Having the telephone in his hand reminded him of two calls he had to make, and he made them.
First he called Colonel Richards and told him he thought the peeper was the man they were looking for, and that an assistant district attorney was en route from Philadelphia. And then he called Sergeant Kenny and told him that he would be meeting whoever was coming from Philadelphia at the Mobile airport a little after noon.
“I think whoever’s coming will want to see the chief right away. Is he going to be available then? As soon as I can get from the airport to the station?”
“He’ll be here then, I’m sure.”
“If he needs to talk to me, you’ve got my cellular number.”
“Right,” Kenny said. “Mind telling me what you’ll be doing?”
Until that moment, Matt had no idea—since golf was out and it was raining—how he was going to spend the morning. But it came to him.

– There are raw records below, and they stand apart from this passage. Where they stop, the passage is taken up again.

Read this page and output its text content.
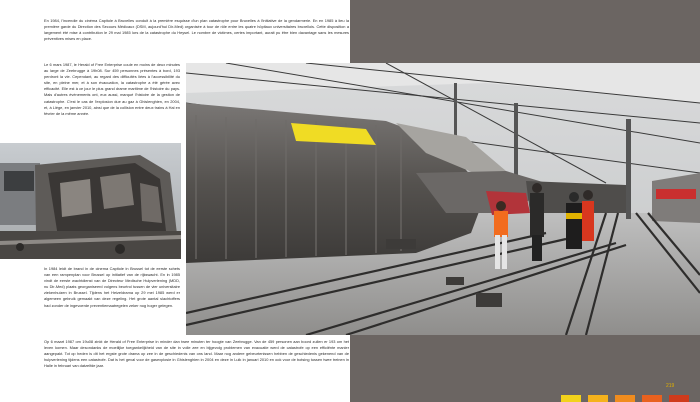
En 1984, l'incendie du cinéma Capitole à Bruxelles conduit à la première esquisse d'un plan catastrophe pour Bruxelles à l'initiative de la gendarmerie. En en 1985 à lieu la première garde du Direction des Secours Médicaux (DSM, aujourd'hui Dir-Med) organisée à tour de rôle entre les quatre hôpitaux universitaires bruxellois. Cette disposition a largement été mise à contribution le 29 mai 1985 lors de la catastrophe du Heysel. Le nombre de victimes, certes important, aurait pu être bien davantage sans les mesures préventives mises en place.

Le 6 mars 1987, le Herald of Free Enterprise coule en moins de deux minutes au large de Zeebrugge à 19h08. Sur 459 personnes présentes à bord, 193 perdront la vie. Cependant, au regard des difficultés liées à l'accessibilité du site, en pleine mer, et à son évacuation, la catastrophe a été gérée avec efficacité. Elle est à ce jour le plus grand drame maritime de l'histoire du pays. Mais d'autres événements ont, eux aussi, marqué l'histoire de la gestion de catastrophe. C'est le cas de l'explosion due au gaz à Ghislenghien, en 2004, et, à Liège, en janvier 2010, ainsi que de la collision entre deux trains à Hal en février de la même année.

In 1984 leidt de brand in de cinema Capitole in Brussel tot de eerste schets van een rampenplan voor Brussel op initiatief van de rijkswacht. En in 1985 vindt de eerste wachtdienst van de Directeur Medische Hulpverlening (MDD, nu Dir-Med) plaats georganiseerd volgens beurtrol tussen de vier universitaire ziekenhuizen in Brussel. Tijdens het Heizeldrama op 29 mei 1985 werd er algemeen gebruik gemaakt van deze regeling. Het grote aantal slachtoffers had zonder de ingevoerde preventiemaatregelen zeker nog hoger gelegen.

Op 6 maart 1987 om 19u08 zinkt de Herald of Free Enterprise in minder dan twee minuten ter hoogte van Zeebrugge. Van de 459 personen aan boord zullen er 193 om het leven komen. Maar desondanks de moeilijke toegankelijkheid van de site in volle zee en bijgevolg problemen van evacuatie werd de catastrofe op een efficiënte manier aangepakt. Tot op heden is dit het ergste grote drama op zee in de geschiedenis van ons land. Maar nog andere gebeurtenissen hebben de geschiedenis gekenend van de hulpverlening tijdens een catastrofe. Dat is het geval voor de gasexplosie in Ghislenghien in 2004 en deze in Luik in januari 2010 en ook voor de botsing tussen twee treinen in Halle in februari van datzelfde jaar.

219
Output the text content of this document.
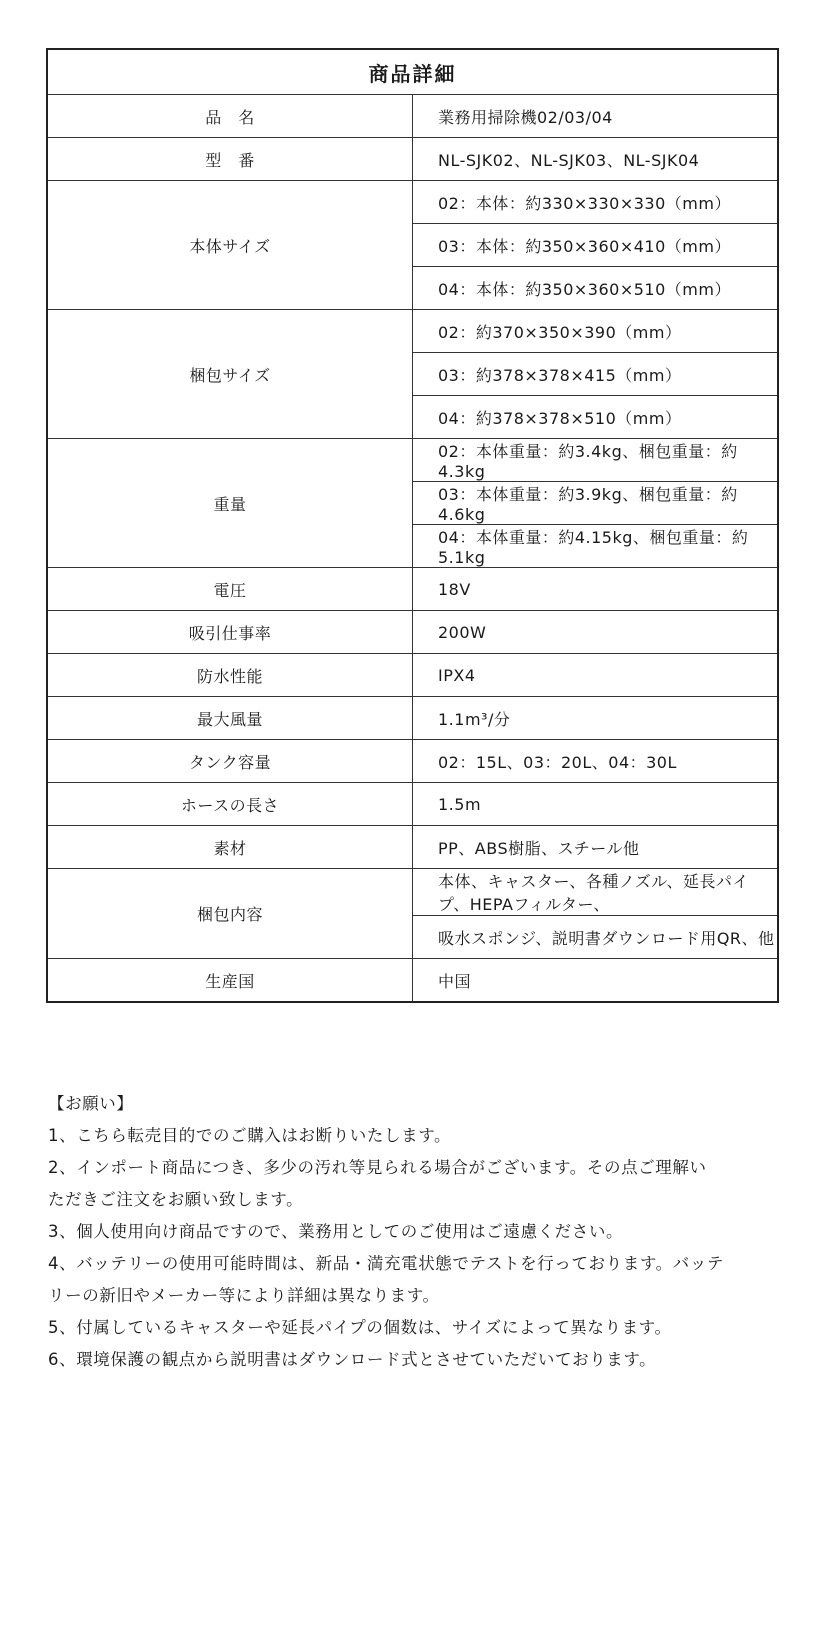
商品詳細	
品　名	業務用掃除機02/03/04
型　番	NL-SJK02、NL-SJK03、NL-SJK04
本体サイズ	02：本体：約330×330×330（mm）
	03：本体：約350×360×410（mm）
	04：本体：約350×360×510（mm）
梱包サイズ	02：約370×350×390（mm）
	03：約378×378×415（mm）
	04：約378×378×510（mm）
重量	02：本体重量：約3.4kg、梱包重量：約4.3kg
	03：本体重量：約3.9kg、梱包重量：約4.6kg
	04：本体重量：約4.15kg、梱包重量：約5.1kg
電圧	18V
吸引仕事率	200W
防水性能	IPX4
最大風量	1.1m³/分
タンク容量	02：15L、03：20L、04：30L
ホースの長さ	1.5m
素材	PP、ABS樹脂、スチール他
梱包内容	本体、キャスター、各種ノズル、延長パイプ、HEPAフィルター、
	吸水スポンジ、説明書ダウンロード用QR、他
生産国	中国

【お願い】

1、こちら転売目的でのご購入はお断りいたします。

2、インポート商品につき、多少の汚れ等見られる場合がございます。その点ご理解い

ただきご注文をお願い致します。

3、個人使用向け商品ですので、業務用としてのご使用はご遠慮ください。

4、バッテリーの使用可能時間は、新品・満充電状態でテストを行っております。バッテ

リーの新旧やメーカー等により詳細は異なります。

5、付属しているキャスターや延長パイプの個数は、サイズによって異なります。

6、環境保護の観点から説明書はダウンロード式とさせていただいております。
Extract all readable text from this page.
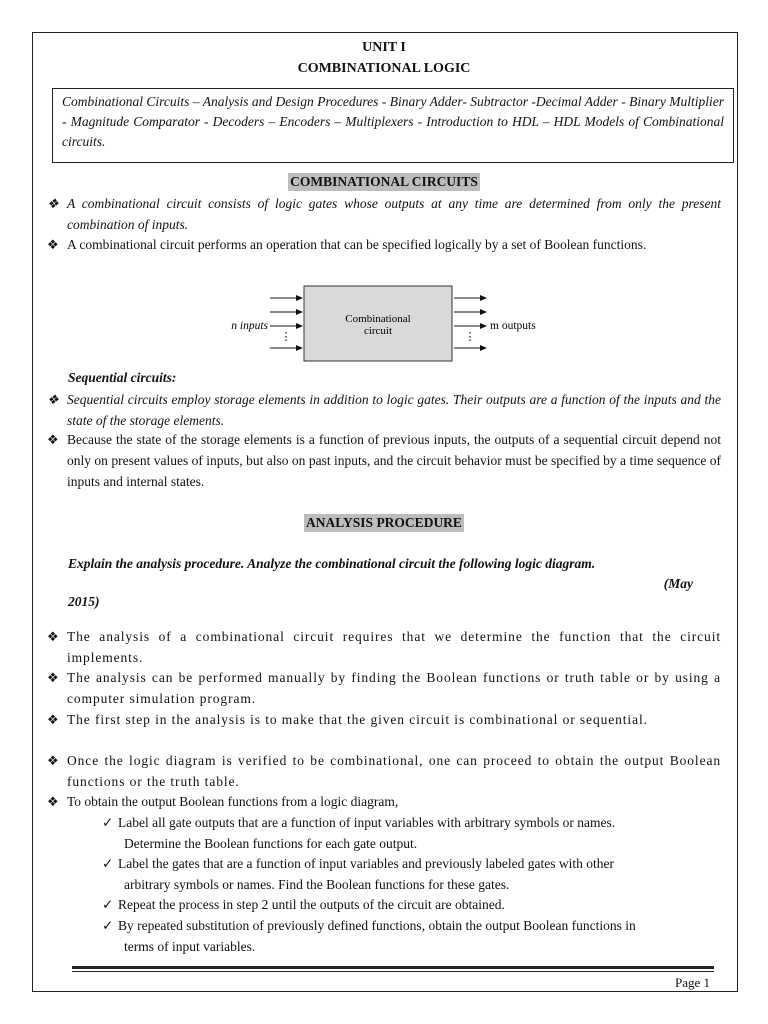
UNIT I
COMBINATIONAL LOGIC
Combinational Circuits – Analysis and Design Procedures - Binary Adder- Subtractor -Decimal Adder - Binary Multiplier - Magnitude Comparator - Decoders – Encoders – Multiplexers - Introduction to HDL – HDL Models of Combinational circuits.
COMBINATIONAL CIRCUITS
❖ A combinational circuit consists of logic gates whose outputs at any time are determined from only the present combination of inputs.
❖ A combinational circuit performs an operation that can be specified logically by a set of Boolean functions.
Combinational
circuit
⋮	⋮
n inputs	m outputs
Sequential circuits:
❖ Sequential circuits employ storage elements in addition to logic gates. Their outputs are a function of the inputs and the state of the storage elements.
❖ Because the state of the storage elements is a function of previous inputs, the outputs of a sequential circuit depend not only on present values of inputs, but also on past inputs, and the circuit behavior must be specified by a time sequence of inputs and internal states.
ANALYSIS PROCEDURE
Explain the analysis procedure. Analyze the combinational circuit the following logic diagram.
(May
2015)
❖ The analysis of a combinational circuit requires that we determine the function that the circuit implements.
❖ The analysis can be performed manually by finding the Boolean functions or truth table or by using a computer simulation program.
❖ The first step in the analysis is to make that the given circuit is combinational or sequential.
❖ Once the logic diagram is verified to be combinational, one can proceed to obtain the output Boolean functions or the truth table.
❖ To obtain the output Boolean functions from a logic diagram,
✓ Label all gate outputs that are a function of input variables with arbitrary symbols or names.
Determine the Boolean functions for each gate output.
✓ Label the gates that are a function of input variables and previously labeled gates with other
arbitrary symbols or names. Find the Boolean functions for these gates.
✓ Repeat the process in step 2 until the outputs of the circuit are obtained.
✓ By repeated substitution of previously defined functions, obtain the output Boolean functions in
terms of input variables.
Page 1
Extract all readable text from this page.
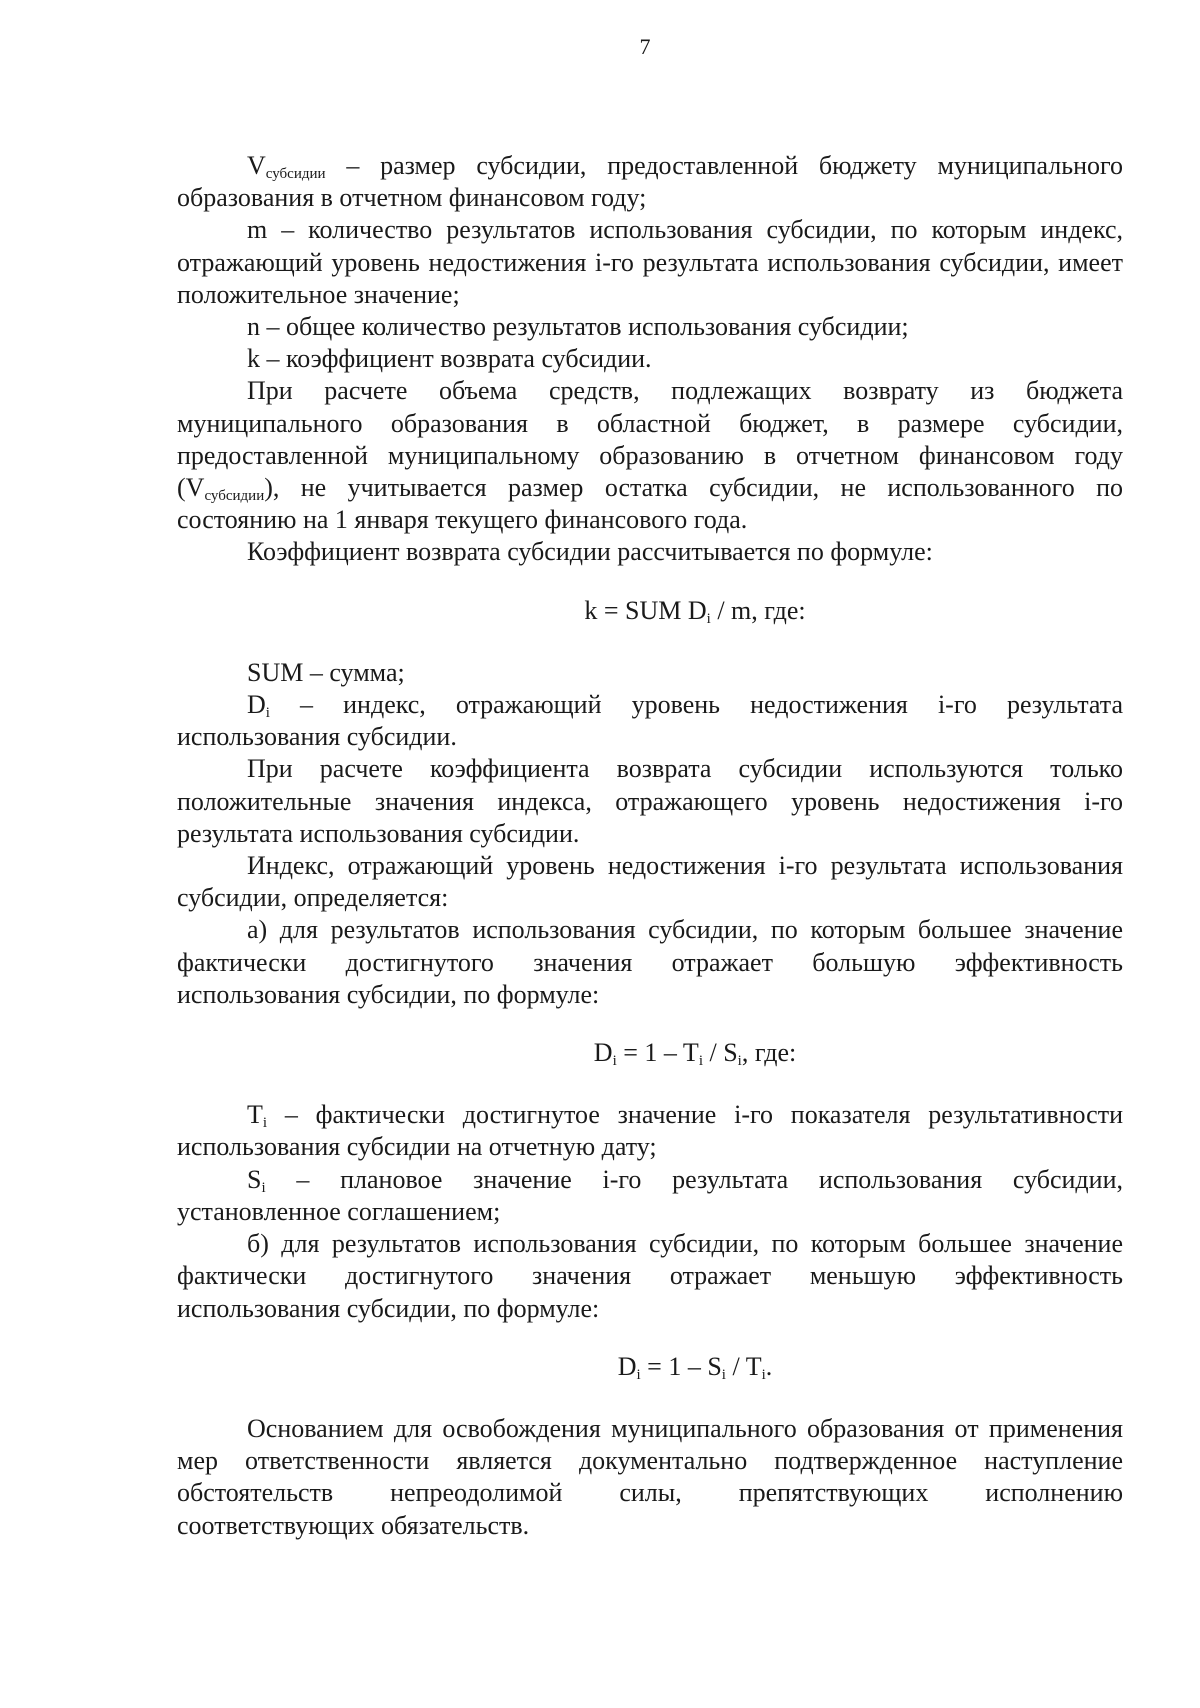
7

$V_{субсидии}$ – размер субсидии, предоставленной бюджету муниципального образования в отчетном финансовом году;

m – количество результатов использования субсидии, по которым индекс, отражающий уровень недостижения i-го результата использования субсидии, имеет положительное значение;

n – общее количество результатов использования субсидии;

k – коэффициент возврата субсидии.

При расчете объема средств, подлежащих возврату из бюджета муниципального образования в областной бюджет, в размере субсидии, предоставленной муниципальному образованию в отчетном финансовом году $(V_{субсидии})$, не учитывается размер остатка субсидии, не использованного по состоянию на 1 января текущего финансового года.

Коэффициент возврата субсидии рассчитывается по формуле:

k = SUM $D_i$ / m, где:

SUM – сумма;

$D_i$ – индекс, отражающий уровень недостижения i-го результата использования субсидии.

При расчете коэффициента возврата субсидии используются только положительные значения индекса, отражающего уровень недостижения i-го результата использования субсидии.

Индекс, отражающий уровень недостижения i-го результата использования субсидии, определяется:

а) для результатов использования субсидии, по которым большее значение фактически достигнутого значения отражает большую эффективность использования субсидии, по формуле:

$D_i = 1 - T_i / S_i$, где:

$T_i$ – фактически достигнутое значение i-го показателя результативности использования субсидии на отчетную дату;

$S_i$ – плановое значение i-го результата использования субсидии, установленное соглашением;

б) для результатов использования субсидии, по которым большее значение фактически достигнутого значения отражает меньшую эффективность использования субсидии, по формуле:

$D_i = 1 - S_i / T_i$.

Основанием для освобождения муниципального образования от применения мер ответственности является документально подтвержденное наступление обстоятельств непреодолимой силы, препятствующих исполнению соответствующих обязательств.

“I’m going to take statements from the colonel, the old guy . . .”
“Mr. Chambers Galloway,” Kenny furnished. “I’ll give you his number.”
“And anybody else . . . maybe Fats Gambino, if I have time on the way to the airport.”
Kenny chuckled, deep in his throat, reminding Matt of Jason Washington.
“That’ll make Ol’ Fats’s day. His place is right on Airport Boulevard, a couple of miles short of the airport. You can’t miss it. I wouldn’t suggest you tell him you’re coming.”
“And anybody else you think would be a good idea.”
“I’ll think on it, and tell you when you come in.”
“Thanks, Kenny.”
“My pleasure.”
Matt considered for a moment having a room-service breakfast, but decided against it, but not because of the thought he had on the way to the dining room, which was that after he ate a leisurely breakfast, he would call Detective Lassiter and suggest that if she was now awake, they had work to do. He would then meet her in the lobby, and she could have a McMuffin and canned orange juice for breakfast at the McDonald’s on their way to Daphne.
She came into the dining room a minute after he took a table, even before the waiter had brought coffee.